- Theatrical release poster
- Directed by: Umesh Mehra
- Written by: Umesh Mehra Rafiq Taluqdar Milap Zaveri (dialogue)
- Produced by: Prem Krishen
- Starring: Rahul Bhat Johnny Lever Parikshit Sahni Akanksha Malhotra Danny Denzongpa
- Music by: Anand Raj Anand
- Distributed by: Cinevistaas Limited
- Release date: 8 February 2002;
- Country: India
- Language: Hindi

= Yeh Mohabbat Hai =

2002 Indian film by Umesh Mehra

Yeh Mohabbat Hai is a 2002 Indian Hindi-language action film directed by Umesh Mehra, starring Rahul Bhat, Johnny Lever, Parikshit Sahni, Akanksha Malhotra, Mohnish Behl, Gulshan Grover, Arbaaz Khan, Nasir Khan and Danny Denzongpa.

==Plot==
Yeh Mohabbat Hai revolves around Chand and Shaheen, who have been lovers since childhood.

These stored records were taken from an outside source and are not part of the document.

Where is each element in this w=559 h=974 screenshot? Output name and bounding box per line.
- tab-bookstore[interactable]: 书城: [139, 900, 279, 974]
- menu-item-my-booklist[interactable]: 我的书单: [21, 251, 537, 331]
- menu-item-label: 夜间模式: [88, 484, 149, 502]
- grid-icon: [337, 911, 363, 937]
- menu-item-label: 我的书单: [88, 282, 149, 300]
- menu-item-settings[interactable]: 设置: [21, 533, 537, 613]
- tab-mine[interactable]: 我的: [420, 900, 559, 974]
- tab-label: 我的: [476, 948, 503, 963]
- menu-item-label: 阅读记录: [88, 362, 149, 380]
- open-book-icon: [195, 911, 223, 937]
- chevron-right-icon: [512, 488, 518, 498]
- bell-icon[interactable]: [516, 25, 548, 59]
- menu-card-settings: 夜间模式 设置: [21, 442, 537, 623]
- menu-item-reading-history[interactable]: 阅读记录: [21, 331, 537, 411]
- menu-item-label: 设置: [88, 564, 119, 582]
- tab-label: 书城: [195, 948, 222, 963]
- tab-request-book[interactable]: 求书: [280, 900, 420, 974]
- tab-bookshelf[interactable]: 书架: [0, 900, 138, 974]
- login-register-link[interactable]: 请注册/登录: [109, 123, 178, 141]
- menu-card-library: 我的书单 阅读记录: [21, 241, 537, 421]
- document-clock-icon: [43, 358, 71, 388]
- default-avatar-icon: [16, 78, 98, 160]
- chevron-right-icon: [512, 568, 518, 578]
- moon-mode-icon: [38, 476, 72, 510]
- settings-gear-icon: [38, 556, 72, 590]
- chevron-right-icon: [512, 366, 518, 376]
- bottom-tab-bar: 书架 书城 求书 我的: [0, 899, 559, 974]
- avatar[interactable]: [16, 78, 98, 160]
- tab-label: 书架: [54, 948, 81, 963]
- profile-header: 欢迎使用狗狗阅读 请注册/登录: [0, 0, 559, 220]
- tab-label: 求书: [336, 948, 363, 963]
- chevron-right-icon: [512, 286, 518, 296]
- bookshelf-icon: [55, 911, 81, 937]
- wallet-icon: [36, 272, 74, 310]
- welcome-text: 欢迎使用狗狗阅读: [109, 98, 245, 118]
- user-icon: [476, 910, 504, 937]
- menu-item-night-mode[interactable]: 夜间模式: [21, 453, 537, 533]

But her brother Shaukat is opposite from them. Chand gathers his team to play a cricket game. Due to his naivety, he gets trapped in the terrorist links of Abdul Jameel. Police Inspector Chauthe claims that he has sufficient evidence to convict Chand. Shaheen believes that Chand is innocent, and till he proves his innocence, she will not marry him. So with the help of his friends Jaggi, Raj, and Gullu, they set out to prove his innocence.

==Cast==
- Rahul Bhat - Chand
- Akanksha Malhotra - Shaheen
- Nasir Khan - Raj, Hotel owner
- Pinky Campbell - Rohini
- Johnny Lever - Jaggi
- Parikshit Sahni - Chand's dad
- Danny Denzongpa - Amaan Khan
- Mohnish Behl - Shaukat
- Gulshan Grover - Gullu
- Arbaaz Khan - Abdul Jameel
- Shakti Kapoor - Baggad Singh
- Rakesh Bedi - Chacha
- Anjana Mumtaz - Chand's Mother
- Dolly Bindra - Jyoti
- Sadashiv Amrapurkar - Police Inspector
- Avtar Gill - Gafoor Khan
- Rana Jung Bahadur -
- Pappu Polyester - Aooh : First appear as wicket-keeper in the cricket scene
- Shama Sikander - Special Appearance in song 'Aaj Ghar Piya Viraje'

==Music==
All lyrics by Dev Kohli. Music by Anand Raj Anand
1. "Yeh Dil Deewana Hai" - Kavita Krishnamurthy, Abhijeet
2. "Chand Samne Hai" - Alka Yagnik, Sonu Nigam
3. "Aaj Ghar Piya Mila De" - Shubha Mudgal
4. "Mar Gayi Chhokri" - Sapna Awasthi, Sunidhi Chauhan
5. "Bechain Meraa Yeh Dil Hai" - Alka Yagnik, Udit Narayan
6. "Chill, Chill, Chill Man" - Harry Anand, Shaan, Sunidhi Chauhan

==Filming==
The film was shot in Khiva, Boysun, and Tashkent in Uzbekistan.